Presence of infection with Hepatitis C virus (HCV)-RNA or anti-HCV, anti-Hepatitis D virus (HDV), or HIV at screening.
Presence of another cause of liver disease or hepatocellular cancer (HCC) (serum alpha-fetoprotein >50ng /ml).
Evidence of decompensated liver disease (Childs B-C).
History or other evidence of a medical condition associated with chronic liver disease (e.g., hemochromatosis, autoimmune hepatitis, alcoholic liver disease, toxin exposures).
Females who are pregnant or breastfeeding.
Adolescent females unwilling or unable to use an acceptable method of contraception if sexually active during the treatment period.
Children currently breastfeeding while their mother is taking lamivudine, or those who were exposed to lamivudine for ≥24 weeks via maternal lamivudine treatment during pregnancy and/or while breastfeeding.
Previous liver or other organ transplantation including engrafted bone marrow transplant.
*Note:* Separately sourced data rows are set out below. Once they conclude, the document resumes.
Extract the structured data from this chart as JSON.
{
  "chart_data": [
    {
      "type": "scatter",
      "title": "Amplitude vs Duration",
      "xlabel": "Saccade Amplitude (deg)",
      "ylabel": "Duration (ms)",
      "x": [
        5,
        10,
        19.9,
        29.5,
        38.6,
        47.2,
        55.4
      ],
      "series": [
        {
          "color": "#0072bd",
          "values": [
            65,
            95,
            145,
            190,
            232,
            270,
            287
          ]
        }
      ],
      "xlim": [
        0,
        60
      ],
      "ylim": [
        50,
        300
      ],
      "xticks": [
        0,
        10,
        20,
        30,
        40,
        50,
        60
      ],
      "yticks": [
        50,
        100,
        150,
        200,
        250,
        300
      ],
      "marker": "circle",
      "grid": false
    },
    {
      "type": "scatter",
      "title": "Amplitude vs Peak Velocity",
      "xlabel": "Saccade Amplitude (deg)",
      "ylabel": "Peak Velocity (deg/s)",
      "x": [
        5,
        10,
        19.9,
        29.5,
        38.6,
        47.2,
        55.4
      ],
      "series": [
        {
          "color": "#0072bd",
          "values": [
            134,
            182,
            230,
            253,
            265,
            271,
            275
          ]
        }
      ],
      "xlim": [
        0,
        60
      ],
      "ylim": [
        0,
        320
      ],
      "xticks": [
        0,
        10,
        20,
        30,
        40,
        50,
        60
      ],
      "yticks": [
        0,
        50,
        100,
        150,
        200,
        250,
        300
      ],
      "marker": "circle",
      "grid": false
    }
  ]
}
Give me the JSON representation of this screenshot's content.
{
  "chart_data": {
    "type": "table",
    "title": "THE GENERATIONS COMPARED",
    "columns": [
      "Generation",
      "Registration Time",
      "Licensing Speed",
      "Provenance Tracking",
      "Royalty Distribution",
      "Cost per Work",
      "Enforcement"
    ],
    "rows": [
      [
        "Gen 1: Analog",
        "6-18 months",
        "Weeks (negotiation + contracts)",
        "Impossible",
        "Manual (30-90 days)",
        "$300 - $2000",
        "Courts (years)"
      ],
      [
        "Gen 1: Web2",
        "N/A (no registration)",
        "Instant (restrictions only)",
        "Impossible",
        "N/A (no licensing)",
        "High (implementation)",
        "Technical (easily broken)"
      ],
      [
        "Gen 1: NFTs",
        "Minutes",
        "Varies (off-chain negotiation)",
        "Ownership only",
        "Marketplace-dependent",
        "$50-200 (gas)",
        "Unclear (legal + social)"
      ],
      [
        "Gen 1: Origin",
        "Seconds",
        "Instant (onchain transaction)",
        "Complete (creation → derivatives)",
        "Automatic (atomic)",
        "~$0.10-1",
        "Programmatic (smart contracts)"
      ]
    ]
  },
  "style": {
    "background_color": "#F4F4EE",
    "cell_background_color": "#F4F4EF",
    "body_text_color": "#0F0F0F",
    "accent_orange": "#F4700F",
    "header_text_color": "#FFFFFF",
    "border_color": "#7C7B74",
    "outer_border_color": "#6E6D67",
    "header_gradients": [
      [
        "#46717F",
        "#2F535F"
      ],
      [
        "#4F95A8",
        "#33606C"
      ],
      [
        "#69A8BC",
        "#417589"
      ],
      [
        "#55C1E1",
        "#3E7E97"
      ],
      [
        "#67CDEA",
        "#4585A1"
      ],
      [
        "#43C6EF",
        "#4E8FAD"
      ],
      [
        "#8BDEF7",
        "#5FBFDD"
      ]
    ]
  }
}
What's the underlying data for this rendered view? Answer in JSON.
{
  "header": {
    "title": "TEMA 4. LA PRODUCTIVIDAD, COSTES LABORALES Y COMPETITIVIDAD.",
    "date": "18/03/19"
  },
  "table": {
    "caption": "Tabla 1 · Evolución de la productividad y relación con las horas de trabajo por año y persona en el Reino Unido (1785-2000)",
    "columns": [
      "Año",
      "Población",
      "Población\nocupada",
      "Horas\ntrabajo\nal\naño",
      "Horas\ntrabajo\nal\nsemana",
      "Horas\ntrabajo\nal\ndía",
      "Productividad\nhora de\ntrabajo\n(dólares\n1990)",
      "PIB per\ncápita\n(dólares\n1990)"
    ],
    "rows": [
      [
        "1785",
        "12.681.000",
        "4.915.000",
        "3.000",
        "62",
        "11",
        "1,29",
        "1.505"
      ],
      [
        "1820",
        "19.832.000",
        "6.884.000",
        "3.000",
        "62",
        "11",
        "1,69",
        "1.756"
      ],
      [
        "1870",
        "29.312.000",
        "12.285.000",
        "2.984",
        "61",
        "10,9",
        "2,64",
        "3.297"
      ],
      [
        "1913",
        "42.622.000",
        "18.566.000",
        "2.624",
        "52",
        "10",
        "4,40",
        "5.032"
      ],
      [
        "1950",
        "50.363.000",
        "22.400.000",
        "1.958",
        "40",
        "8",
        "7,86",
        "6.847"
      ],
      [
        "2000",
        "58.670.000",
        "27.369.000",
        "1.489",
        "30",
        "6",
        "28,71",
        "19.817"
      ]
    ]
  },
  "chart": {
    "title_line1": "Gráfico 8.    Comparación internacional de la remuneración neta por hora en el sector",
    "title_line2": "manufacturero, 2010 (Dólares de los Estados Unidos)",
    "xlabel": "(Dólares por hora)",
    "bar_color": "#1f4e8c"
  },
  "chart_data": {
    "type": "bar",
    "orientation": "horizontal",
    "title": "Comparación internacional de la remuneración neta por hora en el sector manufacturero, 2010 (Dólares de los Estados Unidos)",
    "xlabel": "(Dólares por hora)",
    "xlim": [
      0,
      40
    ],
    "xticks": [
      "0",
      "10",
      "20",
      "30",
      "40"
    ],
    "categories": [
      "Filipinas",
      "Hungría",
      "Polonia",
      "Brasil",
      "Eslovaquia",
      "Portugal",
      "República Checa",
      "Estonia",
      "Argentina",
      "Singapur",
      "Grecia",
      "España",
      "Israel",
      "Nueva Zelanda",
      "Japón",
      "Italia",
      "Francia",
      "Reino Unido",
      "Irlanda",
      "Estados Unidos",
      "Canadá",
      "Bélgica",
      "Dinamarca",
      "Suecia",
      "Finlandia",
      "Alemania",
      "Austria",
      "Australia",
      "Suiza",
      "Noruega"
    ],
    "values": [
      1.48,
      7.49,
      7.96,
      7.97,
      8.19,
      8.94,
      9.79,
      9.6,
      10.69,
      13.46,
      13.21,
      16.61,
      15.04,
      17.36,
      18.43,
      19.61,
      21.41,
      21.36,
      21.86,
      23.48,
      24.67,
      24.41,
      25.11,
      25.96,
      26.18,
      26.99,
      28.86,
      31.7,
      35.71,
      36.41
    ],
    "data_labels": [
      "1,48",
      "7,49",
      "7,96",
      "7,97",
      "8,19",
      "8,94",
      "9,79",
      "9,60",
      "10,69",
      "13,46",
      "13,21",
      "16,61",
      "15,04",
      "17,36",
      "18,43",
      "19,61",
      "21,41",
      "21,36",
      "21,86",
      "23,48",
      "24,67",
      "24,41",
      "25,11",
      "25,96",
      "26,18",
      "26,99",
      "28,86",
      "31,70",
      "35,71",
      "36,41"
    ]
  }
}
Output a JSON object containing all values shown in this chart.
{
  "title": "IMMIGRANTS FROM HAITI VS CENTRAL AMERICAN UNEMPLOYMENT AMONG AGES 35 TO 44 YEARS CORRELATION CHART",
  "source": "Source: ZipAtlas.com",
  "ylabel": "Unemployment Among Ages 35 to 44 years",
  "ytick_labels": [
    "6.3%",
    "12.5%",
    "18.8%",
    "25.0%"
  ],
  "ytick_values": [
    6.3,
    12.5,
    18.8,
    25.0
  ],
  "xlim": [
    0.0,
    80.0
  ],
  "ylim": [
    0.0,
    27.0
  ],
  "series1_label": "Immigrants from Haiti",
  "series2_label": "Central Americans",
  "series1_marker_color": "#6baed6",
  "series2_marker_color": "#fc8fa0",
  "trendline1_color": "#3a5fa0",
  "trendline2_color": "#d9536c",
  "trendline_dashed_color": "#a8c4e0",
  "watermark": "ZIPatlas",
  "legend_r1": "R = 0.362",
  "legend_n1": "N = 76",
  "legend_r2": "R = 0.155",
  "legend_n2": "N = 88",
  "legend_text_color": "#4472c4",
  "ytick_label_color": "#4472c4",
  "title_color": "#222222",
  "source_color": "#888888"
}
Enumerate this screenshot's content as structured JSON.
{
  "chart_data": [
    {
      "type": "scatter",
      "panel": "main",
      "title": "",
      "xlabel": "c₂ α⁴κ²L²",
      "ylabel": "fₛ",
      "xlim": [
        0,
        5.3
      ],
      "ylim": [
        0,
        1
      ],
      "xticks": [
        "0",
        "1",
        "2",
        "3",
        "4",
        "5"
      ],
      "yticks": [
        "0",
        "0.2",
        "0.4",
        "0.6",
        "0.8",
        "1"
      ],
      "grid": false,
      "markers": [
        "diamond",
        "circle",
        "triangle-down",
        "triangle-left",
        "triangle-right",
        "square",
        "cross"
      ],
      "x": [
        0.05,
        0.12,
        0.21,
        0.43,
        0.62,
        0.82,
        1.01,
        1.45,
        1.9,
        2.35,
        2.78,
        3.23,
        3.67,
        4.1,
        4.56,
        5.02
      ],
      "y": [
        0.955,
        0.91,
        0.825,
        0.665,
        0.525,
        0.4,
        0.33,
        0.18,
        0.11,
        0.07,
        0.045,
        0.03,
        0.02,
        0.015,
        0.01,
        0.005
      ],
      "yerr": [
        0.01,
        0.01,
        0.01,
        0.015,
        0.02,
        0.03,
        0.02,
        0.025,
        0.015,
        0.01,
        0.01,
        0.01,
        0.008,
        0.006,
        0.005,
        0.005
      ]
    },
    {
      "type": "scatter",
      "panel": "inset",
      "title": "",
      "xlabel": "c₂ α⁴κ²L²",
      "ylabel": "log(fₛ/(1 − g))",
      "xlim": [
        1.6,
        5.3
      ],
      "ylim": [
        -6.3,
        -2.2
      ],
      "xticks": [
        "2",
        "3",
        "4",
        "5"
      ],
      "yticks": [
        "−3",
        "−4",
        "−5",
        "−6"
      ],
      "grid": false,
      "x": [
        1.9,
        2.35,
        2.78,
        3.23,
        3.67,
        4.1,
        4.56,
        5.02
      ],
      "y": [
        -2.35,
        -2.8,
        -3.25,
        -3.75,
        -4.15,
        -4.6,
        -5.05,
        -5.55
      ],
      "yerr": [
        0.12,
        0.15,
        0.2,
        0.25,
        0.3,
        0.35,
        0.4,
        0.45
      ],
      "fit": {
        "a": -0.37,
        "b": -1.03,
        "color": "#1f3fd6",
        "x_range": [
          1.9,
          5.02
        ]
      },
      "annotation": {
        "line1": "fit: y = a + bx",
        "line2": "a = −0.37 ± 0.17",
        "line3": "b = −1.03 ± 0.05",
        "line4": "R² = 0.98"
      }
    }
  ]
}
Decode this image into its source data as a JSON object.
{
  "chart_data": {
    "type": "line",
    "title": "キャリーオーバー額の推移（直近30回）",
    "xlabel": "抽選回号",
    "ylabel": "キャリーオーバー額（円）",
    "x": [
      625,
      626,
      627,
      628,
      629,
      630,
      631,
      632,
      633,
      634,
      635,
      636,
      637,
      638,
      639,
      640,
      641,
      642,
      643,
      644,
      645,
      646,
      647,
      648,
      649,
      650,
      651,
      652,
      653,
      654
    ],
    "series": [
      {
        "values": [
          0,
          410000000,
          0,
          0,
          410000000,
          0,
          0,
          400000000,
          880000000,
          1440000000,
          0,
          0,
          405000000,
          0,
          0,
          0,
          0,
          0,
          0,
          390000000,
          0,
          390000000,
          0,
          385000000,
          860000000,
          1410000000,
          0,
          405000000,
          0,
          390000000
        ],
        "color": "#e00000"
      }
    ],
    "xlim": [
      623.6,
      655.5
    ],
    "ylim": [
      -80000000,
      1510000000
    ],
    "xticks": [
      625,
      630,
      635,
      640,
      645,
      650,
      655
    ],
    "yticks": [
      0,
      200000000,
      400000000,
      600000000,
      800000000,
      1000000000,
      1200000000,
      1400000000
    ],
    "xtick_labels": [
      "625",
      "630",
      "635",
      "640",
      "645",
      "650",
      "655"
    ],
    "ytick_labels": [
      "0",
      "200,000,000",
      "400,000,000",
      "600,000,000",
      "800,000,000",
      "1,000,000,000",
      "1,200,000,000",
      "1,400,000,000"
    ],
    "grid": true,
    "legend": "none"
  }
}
Hematological abnormalities during the screening period that contraindicate full dosing with study drugs, e.g absolute neutrophil count < 1.5 x 10^9 cells/L or platelet count < 120 x 10^9 cells/L.
Known allergy to study drugs; peginterferon alfa-2a or entecavir.
Treatment with systemic acyclovir or famciclovir within the previous 6 months.
Need for ongoing use of any antivirals with activity against HBV during the course of the study or history of receiving treatment for HBV.
Any use of illegal drugs OR use of alcoholic beverages which in the opinion of a study physician is sufficient to prevent adequate compliance with study procedures or increase the risk of pancreatitis or hepatotoxicity.
History of immunologically mediated disease (e.g. inflammatory bowel disease, idiopathic thrombocytopenic purpura, lupus erythematosus, autoimmune haemolytic anemia, scleroderma, severe psoriasis, rheumatoid arthritis).
History or other evidence of bleeding from esophageal varices or consistent with decompensated liver disease.
History or other evidence of chronic pulmonary disease associated with functional limitation.
History of significant cardiovascular diseases.
History of a severe seizure disorder or current anticonvulsant use.
History or other evidence of severe retinopathy.
History of thyroid disease poorly controlled on prescribed medications. Participants with elevated thyroid stimulating hormone concentrations with elevation of antibodies to thyroid peroxidase and any clinical manifestations of thyroid disease are excluded.
Concomitant use or use during ≤ 6 months prior to the first dose of study drug of anti-neoplastic, immunosuppressive, nephrotoxic or hepatotoxic medication, methadone, theophylline or medications that may affect renal excretion or hepatic metabolism are not permitted.
Concomitant use of complementary or alternative medications purported to have antiviral activity.
A participant may not be co-enrolled in another clinical trial where an investigational drug is administered.
Any other condition or situation that in the opinion of a study physician would make the participant unsuitable for enrollment or could interfere with the participant participating in and completing the study.